Irrational rant about HowTo writing
August 4, 2007
Whenever I read tutorials, how to’s, and other user-contributed and official documentation, I spend a lot of time wondering about the choices made by the writer – both in terms of explanatory style and in terms of the sample commands they use. A fairly common species of documentation is the cut-and-paste installation guide for some software package. Generally the first step will be to download an archive and extract it. Almost always the command offered for cutting-and-pasting will be:
tar xvzf foolaan.0.0.3.tar.gz
Examples: 1 2 3
4 5 (All from Ubuntu Community Docs.)
Now, in case you didn’t know, the x extracts the .tar, the v is for verbosity, the z unzips the .gz, and the f points it to the file you’re about to name. I always wonder why the authors choose to add the v. Versions of the command with v yield about 200k more Google results than versions without. (For simplicity-in-absurdity’s sake I’m not considering versions which separate out the f, or which pipe gzip to tar for POSIX compliance. Also these numbers include versions with and without dashes – which might be an interesting subject in itself.)
As far as I can see, an author might include the v for verbosity for any one of the following reasons:
- Force of habit
- To ensure that there’s feedback to post in support channels when users mess up. Um, I mean when there’s an issue.
- To develop good habits in users.
- Because they know from experience that users are disturbed by commands which give no feedback, and will refuse to accept that they worked.
I’d be interested to hear from writers. Googling the options leads me to suspect that force of habit is a powerful factor. Two variations – xvzf and xzvf – yield around 300k and 350k results each. Only one other – zvfx – is over 1000. Options in which v is the first or last option – and therefore more likely to be reflected on – are the least popular of all. Technically, only x should work in the first position, but a quick test suggests that putting v first does actually run. (Did I miss some crucial errors in there?)
If we look at tar’s own documentation, the Debian man page authors seem to prefer double verbosity for their examples, while the GNU info documents alternate verbose and non-verbose examples. Double verbosity is not particularly popular in the Google rankings. While both prefer dashes, the GNU people prefer separating out options and using the long forms (known as GNU-style.) One might assume that authors consciously interested in inculcating good behavior in their readers would make a point of dashing things up. Interestingly, the Debian packagers seem to assume extraction is tar’s default purpose, while the GNU people give much more importance to creation.

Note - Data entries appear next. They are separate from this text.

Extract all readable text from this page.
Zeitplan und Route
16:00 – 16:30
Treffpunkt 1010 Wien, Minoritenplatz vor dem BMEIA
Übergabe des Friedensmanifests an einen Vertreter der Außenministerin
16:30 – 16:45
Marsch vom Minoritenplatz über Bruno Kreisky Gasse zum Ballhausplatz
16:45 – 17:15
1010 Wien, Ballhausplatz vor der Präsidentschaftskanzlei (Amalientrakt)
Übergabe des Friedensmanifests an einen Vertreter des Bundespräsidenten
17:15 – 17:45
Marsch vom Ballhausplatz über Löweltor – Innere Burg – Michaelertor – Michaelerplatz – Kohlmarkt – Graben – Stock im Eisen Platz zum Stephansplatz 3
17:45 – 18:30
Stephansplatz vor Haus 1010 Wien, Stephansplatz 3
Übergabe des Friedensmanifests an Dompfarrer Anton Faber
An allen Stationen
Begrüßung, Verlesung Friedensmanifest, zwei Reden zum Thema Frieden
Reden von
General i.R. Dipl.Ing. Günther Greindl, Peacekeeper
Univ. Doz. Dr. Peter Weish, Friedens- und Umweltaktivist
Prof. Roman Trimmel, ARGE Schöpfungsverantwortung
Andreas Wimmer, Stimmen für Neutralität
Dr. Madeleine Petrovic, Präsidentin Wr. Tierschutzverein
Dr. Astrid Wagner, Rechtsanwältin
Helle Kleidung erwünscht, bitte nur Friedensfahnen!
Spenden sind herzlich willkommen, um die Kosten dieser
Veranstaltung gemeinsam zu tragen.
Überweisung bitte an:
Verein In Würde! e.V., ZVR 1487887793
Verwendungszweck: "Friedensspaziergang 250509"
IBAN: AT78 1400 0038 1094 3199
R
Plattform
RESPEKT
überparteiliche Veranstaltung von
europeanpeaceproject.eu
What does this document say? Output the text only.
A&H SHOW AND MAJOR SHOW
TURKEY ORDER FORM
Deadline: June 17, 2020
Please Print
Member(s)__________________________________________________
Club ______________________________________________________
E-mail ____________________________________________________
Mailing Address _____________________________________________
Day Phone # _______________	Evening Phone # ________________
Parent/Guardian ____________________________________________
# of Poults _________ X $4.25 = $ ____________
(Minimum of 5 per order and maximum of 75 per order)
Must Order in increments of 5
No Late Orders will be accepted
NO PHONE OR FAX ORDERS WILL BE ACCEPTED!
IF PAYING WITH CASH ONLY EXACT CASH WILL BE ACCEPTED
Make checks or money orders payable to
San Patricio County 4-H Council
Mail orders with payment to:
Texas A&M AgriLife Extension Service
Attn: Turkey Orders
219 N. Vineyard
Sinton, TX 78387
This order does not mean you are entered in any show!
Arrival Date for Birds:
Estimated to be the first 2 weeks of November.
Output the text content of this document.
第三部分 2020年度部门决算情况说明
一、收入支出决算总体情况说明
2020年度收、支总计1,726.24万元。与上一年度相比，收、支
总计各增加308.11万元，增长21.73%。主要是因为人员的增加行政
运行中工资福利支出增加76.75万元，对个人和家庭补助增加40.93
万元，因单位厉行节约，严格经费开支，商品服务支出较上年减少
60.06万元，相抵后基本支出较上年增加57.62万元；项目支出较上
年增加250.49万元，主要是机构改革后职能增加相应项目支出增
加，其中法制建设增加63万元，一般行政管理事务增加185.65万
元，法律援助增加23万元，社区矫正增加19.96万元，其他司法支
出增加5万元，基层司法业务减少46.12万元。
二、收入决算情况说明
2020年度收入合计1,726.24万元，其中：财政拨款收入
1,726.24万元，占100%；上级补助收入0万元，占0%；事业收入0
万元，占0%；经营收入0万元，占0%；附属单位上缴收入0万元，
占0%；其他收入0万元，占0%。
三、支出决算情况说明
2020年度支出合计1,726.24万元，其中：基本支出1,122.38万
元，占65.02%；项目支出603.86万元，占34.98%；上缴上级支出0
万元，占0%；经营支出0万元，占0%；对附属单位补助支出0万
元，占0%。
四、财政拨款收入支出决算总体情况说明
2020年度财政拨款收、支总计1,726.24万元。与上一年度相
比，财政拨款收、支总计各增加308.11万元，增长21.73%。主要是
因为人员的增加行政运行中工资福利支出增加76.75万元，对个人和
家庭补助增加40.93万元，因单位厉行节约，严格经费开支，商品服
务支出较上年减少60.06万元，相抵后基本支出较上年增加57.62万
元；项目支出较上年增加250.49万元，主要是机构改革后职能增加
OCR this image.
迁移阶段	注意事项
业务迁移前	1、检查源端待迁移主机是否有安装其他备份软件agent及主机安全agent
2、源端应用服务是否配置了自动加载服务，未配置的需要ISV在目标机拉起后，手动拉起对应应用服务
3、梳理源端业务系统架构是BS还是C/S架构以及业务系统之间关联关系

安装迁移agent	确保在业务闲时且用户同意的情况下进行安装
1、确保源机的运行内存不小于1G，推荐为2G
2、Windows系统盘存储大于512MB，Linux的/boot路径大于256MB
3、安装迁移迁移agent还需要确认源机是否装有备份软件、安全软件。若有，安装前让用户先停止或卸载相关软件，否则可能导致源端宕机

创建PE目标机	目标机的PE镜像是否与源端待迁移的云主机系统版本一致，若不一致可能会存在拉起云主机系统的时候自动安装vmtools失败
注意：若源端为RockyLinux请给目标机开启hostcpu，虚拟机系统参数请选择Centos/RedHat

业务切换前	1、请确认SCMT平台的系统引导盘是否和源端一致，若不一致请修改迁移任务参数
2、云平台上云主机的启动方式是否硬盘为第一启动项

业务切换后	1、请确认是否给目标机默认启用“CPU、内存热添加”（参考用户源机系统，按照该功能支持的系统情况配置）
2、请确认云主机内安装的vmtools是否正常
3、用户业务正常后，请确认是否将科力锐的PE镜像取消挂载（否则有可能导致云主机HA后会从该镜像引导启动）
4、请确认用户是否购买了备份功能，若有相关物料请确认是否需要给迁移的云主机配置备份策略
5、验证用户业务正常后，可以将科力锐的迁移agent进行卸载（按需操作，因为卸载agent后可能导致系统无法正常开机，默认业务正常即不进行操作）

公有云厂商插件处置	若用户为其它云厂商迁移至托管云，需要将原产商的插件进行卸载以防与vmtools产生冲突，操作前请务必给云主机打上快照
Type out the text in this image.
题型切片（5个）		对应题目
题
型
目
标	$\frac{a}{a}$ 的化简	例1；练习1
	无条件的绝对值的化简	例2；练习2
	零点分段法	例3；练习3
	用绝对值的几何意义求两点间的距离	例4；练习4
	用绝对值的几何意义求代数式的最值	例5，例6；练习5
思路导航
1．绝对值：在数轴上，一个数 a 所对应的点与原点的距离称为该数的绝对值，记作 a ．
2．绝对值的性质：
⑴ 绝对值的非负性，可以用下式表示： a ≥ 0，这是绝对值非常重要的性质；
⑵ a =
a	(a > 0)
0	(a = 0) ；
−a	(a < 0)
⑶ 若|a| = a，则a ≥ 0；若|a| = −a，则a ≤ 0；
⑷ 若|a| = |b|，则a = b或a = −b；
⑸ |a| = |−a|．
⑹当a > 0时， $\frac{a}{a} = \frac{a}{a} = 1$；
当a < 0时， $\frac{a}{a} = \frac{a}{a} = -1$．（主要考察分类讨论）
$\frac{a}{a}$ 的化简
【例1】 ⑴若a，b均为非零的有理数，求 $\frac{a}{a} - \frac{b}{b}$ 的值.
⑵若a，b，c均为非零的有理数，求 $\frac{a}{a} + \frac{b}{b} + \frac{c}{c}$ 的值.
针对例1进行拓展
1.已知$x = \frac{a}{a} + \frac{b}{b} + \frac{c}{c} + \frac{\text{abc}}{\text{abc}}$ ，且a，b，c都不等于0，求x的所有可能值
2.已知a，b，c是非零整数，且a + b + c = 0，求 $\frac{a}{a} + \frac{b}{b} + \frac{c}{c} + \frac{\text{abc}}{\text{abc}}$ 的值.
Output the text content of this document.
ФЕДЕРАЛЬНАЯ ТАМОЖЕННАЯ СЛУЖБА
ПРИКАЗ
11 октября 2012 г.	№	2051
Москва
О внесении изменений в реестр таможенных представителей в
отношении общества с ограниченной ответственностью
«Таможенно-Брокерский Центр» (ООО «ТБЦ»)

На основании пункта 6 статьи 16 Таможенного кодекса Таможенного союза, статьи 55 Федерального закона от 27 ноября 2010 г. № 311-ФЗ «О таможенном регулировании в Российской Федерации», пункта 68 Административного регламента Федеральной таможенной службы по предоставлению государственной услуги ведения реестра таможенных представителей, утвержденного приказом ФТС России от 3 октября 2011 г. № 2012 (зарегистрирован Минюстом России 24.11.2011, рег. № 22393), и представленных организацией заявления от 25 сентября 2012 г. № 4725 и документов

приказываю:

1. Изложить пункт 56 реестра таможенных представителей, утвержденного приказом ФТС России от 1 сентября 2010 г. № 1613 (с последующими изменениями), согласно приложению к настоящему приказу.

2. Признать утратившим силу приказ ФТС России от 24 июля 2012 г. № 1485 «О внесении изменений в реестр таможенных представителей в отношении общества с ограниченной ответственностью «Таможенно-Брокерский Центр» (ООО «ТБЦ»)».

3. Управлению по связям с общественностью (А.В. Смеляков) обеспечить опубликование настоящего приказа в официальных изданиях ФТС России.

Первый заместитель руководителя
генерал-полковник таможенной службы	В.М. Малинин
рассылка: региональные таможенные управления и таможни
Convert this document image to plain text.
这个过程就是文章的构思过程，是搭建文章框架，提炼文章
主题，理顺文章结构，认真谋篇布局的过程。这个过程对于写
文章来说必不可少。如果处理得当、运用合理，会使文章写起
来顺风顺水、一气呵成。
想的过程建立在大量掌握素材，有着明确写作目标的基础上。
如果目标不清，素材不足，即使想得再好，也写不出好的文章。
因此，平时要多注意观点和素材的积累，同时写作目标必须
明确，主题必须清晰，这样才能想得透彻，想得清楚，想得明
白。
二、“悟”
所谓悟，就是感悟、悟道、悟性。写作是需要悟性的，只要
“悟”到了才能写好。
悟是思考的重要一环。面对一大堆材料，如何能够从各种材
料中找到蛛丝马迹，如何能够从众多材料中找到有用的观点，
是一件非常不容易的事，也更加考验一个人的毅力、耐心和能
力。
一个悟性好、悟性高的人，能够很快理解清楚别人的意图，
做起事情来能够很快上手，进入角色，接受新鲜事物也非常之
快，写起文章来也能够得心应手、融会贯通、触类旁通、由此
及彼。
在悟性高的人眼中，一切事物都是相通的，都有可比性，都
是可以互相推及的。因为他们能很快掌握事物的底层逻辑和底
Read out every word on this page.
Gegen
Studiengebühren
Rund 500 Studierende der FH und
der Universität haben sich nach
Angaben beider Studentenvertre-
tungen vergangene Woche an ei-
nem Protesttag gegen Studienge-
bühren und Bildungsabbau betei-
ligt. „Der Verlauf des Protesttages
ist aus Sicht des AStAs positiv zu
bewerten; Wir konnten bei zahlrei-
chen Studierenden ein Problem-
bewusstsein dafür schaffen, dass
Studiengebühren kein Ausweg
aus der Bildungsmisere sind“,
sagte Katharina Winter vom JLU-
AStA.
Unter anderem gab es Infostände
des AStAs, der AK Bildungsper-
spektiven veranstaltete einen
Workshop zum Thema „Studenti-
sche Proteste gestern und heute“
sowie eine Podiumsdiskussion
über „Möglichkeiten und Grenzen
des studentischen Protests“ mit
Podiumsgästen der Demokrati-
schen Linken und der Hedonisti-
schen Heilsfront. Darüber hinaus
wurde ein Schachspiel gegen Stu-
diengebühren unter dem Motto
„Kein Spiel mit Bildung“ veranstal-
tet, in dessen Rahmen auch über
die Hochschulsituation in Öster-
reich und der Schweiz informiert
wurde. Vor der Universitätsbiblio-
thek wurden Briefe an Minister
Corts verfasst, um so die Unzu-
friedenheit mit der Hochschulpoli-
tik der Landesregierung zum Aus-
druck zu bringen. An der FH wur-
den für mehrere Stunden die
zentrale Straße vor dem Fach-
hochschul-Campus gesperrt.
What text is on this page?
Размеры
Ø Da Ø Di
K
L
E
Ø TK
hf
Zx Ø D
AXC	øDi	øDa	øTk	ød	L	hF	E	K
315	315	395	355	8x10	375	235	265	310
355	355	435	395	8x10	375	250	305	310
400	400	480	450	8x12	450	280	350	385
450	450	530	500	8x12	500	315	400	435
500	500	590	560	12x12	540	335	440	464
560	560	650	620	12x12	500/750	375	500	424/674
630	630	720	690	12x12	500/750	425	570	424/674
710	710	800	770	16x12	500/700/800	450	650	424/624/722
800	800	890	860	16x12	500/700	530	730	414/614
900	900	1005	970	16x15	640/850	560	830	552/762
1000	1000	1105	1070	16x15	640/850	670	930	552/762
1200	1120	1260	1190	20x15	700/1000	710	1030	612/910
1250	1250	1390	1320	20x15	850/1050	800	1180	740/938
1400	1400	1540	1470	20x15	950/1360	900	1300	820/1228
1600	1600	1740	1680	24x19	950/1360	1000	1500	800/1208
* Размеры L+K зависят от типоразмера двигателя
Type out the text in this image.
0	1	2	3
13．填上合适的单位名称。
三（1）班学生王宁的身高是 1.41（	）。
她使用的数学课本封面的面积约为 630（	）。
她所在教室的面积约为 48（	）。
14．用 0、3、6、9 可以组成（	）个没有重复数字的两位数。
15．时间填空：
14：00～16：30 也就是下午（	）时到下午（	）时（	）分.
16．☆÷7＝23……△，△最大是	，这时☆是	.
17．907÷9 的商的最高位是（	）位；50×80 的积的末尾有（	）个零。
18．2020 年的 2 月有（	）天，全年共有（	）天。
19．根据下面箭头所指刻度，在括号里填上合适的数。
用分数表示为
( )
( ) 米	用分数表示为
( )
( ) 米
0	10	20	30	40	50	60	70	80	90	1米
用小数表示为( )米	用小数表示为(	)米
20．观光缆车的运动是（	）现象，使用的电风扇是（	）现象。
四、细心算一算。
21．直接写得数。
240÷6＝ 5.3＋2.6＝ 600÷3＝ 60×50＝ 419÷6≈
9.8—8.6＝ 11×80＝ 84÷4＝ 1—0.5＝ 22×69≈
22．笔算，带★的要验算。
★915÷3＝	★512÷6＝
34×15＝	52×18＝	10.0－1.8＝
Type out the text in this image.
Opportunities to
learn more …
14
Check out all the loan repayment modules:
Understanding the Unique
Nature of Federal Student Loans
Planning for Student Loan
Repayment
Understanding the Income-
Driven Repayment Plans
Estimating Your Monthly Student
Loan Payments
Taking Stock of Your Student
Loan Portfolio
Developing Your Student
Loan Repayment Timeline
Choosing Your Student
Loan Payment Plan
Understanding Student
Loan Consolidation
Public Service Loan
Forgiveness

While the info page puts -v and –verbose in a variety of places, the examples in the man page put vv right after -x, which corresponds to what Google says is the most popular form (xvzf). This is what I habitually type, as well. Is there a logical justification for this? If I analyze it, it seems to me the most logical order is vzxf or zxvf – i.e. with the operations in the order they occur, and verbosity specified before or after the commands. But that’s not an (official) option. So xzvf at least seems to separate commands from options. But the popular standard sticks the v in the middle. Of course, the v only affects the x – we don’t get any output from z, but it still seems awkward when I think about it. (And perfectly natural when I do it.)
All of this is a distraction. The real question was why are we making people look at output. Is there a real preference, or is it just reflexive? I have to force myself not to write v, but I usually prefer the nice, quiet results. What do you think, oh masses of tutorial writers?